1788 The NWC employs 40 partners as well as 200 guides, interpreters and voyageurs. Fort Espérance on the Qu'Appelle river slowly becomes an important provision depot of the NWC as large quantities of dried meat and pemmican are kept there for distribution to other posts.

1789 Alexander Mackenzie searches for the Northwest Passage and instead reaches the Arctic Ocean. Simon McTavish tries to lease transportation rights through Hudson bay but is refused. The NWC begins construction of trading boats on the Great Lakes. They build posts on the St. Louis river, Leech lake, Pine lake and Otter Tail lake.

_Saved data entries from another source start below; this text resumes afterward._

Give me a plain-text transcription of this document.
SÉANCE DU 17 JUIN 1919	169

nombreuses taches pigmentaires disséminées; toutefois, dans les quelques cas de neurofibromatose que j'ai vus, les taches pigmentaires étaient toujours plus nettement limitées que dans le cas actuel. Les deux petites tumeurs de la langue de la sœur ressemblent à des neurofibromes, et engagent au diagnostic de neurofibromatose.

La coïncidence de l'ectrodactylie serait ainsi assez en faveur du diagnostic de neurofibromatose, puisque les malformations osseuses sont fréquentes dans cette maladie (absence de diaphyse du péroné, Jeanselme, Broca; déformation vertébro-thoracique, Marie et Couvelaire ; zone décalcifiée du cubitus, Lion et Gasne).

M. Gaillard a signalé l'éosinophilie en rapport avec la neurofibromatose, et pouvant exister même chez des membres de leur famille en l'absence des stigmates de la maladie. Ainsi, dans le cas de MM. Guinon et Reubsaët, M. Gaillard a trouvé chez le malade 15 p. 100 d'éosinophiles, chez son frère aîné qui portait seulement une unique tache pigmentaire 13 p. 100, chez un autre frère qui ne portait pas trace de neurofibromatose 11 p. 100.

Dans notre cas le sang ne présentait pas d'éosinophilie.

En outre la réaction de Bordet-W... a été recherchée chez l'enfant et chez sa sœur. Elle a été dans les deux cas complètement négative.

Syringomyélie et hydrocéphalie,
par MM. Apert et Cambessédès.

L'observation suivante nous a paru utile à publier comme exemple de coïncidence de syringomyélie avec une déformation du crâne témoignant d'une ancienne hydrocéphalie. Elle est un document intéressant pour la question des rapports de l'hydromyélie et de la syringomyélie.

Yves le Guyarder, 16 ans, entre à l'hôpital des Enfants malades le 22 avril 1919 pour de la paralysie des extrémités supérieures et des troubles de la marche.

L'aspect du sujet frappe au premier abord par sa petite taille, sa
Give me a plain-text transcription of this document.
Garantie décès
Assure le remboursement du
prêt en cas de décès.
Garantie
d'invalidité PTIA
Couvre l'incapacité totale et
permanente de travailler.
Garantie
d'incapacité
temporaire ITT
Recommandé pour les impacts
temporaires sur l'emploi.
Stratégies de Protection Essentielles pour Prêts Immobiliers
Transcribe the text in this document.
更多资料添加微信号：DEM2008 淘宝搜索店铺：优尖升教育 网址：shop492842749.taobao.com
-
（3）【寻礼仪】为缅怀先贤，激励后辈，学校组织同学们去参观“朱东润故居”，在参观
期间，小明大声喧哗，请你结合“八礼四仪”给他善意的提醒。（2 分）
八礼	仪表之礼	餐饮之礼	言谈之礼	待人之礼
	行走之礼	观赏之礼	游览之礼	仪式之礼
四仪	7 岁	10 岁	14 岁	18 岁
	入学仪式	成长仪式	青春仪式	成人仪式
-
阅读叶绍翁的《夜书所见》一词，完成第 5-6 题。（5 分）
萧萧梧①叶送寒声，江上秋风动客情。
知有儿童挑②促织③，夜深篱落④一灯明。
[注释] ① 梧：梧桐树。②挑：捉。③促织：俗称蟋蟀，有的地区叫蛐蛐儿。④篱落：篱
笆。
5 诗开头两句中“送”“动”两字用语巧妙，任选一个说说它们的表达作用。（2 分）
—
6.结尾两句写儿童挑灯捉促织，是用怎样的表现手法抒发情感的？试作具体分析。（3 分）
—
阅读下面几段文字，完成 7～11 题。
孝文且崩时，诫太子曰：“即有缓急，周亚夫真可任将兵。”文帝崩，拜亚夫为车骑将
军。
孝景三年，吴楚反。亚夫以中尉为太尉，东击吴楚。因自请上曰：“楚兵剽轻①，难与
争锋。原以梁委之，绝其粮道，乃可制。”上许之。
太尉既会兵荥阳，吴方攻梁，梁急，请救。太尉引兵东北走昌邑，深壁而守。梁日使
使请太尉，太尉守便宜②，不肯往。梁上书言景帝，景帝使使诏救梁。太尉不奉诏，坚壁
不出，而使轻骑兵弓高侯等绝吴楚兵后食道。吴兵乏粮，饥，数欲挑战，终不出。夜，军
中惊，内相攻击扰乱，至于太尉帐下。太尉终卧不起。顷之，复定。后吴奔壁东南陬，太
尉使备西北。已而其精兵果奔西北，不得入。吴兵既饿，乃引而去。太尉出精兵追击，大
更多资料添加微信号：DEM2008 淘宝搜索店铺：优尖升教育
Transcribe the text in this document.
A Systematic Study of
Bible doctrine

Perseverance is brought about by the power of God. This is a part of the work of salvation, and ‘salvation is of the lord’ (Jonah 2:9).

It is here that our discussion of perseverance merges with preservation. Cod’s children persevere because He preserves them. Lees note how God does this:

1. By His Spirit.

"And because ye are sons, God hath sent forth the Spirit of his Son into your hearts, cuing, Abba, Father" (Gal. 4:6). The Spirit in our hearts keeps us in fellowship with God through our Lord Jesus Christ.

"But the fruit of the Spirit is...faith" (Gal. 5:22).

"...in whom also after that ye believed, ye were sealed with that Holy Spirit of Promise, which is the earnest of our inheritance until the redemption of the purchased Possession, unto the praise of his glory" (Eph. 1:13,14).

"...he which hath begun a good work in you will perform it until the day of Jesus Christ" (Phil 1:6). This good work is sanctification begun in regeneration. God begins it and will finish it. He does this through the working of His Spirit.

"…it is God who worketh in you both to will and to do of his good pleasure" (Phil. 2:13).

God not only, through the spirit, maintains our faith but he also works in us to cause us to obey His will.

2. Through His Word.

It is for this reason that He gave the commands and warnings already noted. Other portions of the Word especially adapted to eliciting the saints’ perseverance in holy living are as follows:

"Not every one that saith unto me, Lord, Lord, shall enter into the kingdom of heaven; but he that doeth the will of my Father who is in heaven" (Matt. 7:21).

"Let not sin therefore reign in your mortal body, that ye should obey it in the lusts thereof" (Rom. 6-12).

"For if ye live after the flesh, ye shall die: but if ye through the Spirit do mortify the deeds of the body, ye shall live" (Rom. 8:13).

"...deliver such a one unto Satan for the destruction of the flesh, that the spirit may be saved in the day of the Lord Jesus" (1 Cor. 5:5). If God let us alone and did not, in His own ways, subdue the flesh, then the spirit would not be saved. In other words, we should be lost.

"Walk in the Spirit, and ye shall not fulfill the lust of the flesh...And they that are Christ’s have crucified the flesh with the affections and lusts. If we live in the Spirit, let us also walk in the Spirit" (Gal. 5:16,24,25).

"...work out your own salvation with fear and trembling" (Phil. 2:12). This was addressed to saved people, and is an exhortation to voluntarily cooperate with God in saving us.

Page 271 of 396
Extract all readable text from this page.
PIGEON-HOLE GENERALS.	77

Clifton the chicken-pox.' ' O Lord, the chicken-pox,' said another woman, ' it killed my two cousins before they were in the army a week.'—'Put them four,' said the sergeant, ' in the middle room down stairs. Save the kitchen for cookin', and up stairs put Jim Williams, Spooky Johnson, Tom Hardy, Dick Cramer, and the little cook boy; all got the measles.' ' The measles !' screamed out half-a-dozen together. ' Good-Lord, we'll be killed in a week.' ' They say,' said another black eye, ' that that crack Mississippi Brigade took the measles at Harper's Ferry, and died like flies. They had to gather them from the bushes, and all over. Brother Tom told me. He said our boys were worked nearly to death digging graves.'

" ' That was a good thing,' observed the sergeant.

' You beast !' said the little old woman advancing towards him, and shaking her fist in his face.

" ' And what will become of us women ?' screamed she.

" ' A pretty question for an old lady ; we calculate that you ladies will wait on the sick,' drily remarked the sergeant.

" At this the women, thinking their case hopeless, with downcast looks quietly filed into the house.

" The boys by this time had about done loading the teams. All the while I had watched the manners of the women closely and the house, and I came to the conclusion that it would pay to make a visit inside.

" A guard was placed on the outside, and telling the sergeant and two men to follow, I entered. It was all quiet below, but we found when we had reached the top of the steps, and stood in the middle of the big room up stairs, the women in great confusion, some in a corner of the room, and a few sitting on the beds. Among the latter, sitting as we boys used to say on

1789 Angus Shaw establishes Lac d'Original Fort at the lake of the same name on the upper course of the Beaver river northeast of the present city of Edmonton. He is said to have found four HBC traders there with a group of Assiniboine Indians. Three years later, he would establish Fort George on the Saskatchewan River.

1790 The Montreal merchants secure the repeal of the trade ordinance of 1777, thus ending the licensing system and opening a virtually unrestricted trade in liquor. McTavish, Frobisher and Co. becomes the official supplier of the NWC.

1791 The Pacific coast already lays under the Russian and British flags, with the United States not far behind. Spain is slowly removed from the area through agreements with Great Britian.

1792 American Captain Rogert Gray sails into the mouth of the Columbia. This event would later prove central to the failed British attempt to claim the area.

1793 Alexander Mackenzie successfully crosses the continent to the Pacific Ocean. The route that he discovers is so tumultuous that it will not be used in the future. His water and overland trip to the Pacific is the first completed by a European north of Mexico.

1794 Jay's Treaty sets the boundary line east of the Mississippi between British North America and the United States of America. It gives reciprocal trading rights to British and American traders, as each are given the right to cross the border to trade on the other's territory. The treaty also opens New York for direct shipment of furs from Detroit and Michilimackinac. American businessman John Jacob Astor becomes involved in the fur trade.

1795 The NWC amounts to 46 shares. It controls almost 75% of the fur trade of Canada, leaving only 25% to the HBC and to independant traders.

1796 By this date, almost half of the HBC's posts are located within 10 miles of a rival trading post. This date seems to be the start of a peak in competition. Until this time, the NWC had controlled a much larger segment of the fur market in profits and spacial terms. After 1796, rival posts increase and the HBC slowly starts to cluster itself around NWC posts.

1797 David Thompson joins the NWC and makes a 4000 mile exploration of the headwaters of the Mississippi system. In doing so, he discovers a route to the Pacific. He will spend the following years far up the Saskatchewan and make headquarters at Rocky Mountain House.

1798 The NWC employs 50 clerks, 71 interpreters, 1120 voyageurs and 35 guides. MAP

1798 Discontent rages among the winterers of the NWC due to small shares and poor trade goods. Dissidents leave the concern and form a new one, the New North West Company, or XY Company, which includes the firms Forsyth, Richardson and Co. and Leith, Jamieson and Co.. Simon McTavish orders all his departments to undersell the XY traders.

1798 The official establishment of the new boundary between the United States and British North America forces the NWC to move its lake Superior depot from Grand Portage to the Kaministiquia River, where Fort Kaministiquia is built, so named after the old French fort there. The building of the new depot began in 1801 and is completed in 1804.

1799 The area of what is now northern Saskatchewan and Manitoba is slowly filled with rival NWC, XY and HBC posts most often built side by side.

1800 The NWC operates 117 trading posts. By this time, it has expanded not only in the west, but also along James Bay, and the Abitibi and Témiscamingue regions. This allows the company to exploit lands in Québec not yet controlled by the HBC. It also permits the interception of furs bound for Hudson bay.